I have a gevent powered crawler download pages all the time. The crawler adopt producer-consumer pattern, which i feed the queue with data like this {method:get, url:xxxx, other_info:yyyy}.
Now i want to assemble some response into files. The problem is, i can't just open and write when every request end, that io costly and the data is not in correct order.

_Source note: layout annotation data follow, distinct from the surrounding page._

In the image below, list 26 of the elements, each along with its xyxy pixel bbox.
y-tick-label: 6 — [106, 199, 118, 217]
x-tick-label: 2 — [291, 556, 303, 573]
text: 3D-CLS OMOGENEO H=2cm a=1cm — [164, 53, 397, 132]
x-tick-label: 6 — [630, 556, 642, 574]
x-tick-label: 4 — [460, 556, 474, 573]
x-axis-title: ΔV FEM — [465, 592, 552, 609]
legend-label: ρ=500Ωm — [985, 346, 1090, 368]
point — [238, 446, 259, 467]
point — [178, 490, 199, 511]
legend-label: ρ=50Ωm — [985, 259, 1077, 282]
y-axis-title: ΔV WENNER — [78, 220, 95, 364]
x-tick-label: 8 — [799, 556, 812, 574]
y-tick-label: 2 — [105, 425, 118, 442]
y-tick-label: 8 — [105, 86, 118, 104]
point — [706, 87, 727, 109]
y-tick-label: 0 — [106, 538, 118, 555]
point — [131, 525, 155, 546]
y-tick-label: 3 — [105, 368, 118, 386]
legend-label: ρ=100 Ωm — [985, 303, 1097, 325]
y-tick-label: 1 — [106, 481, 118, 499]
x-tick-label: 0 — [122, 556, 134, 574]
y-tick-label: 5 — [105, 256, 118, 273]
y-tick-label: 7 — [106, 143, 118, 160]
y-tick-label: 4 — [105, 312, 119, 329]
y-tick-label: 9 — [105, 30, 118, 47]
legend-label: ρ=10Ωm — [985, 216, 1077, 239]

I assume may be i should numbered all requests, cache response in order, open a greenlet to loop and assemble files, pseudo code may be like this:
max_chunk=1000
data=[]
def wait_and_assemble_file(): # a loop
while True:
if len(data)==28:
f= open('test.txt','a')
for d in data:
f.write(d)
f.close()
gevent.sleep(0)
def after_request(response, index): # Execute after every request ends
data[index]=response # every response is about 5-25k
Is there better solution? There are thousands concurrent requests, and i doubt the memory use may be grow too fast, or too many loop at one time, or something unexpectedly.
Update:
Codes above is just demonstrate how data caching and file writing does. In practical situation, there are maybe 1 hundred loop run to wait cacheing complete and write to different files.
Update2
@IT Ninja suggest to use queue system, so i write a alternative using Redis:
def after_request(response, session_id, total_block_count ,index): # Execute after every request ends
redis.lpush(session_id, msgpack.packb({'index':index, 'content':response})) # save data to redid
redis.incr(session_id+':count')
if redis.get(session_id+':count') == total_block_count: # which means all data blocks are prepared
save(session_name)
def save(session_name):
data_array=[]
texts = redis.lrange(session_name,0,-1)
redis.delete(session_name)
redis.delete(session_name+':count')
for t in texts:
_d = msgpack.unpackb(t)
index = _d['index']
content = _d['content']
data_array[index]=content
r= open(session_name+'.txt','w')
[r.write(i) for i in data_array]
r.close()
Looks a bit better, but i doubt if saving large data in Redis is a good idea, hope for more suggestion!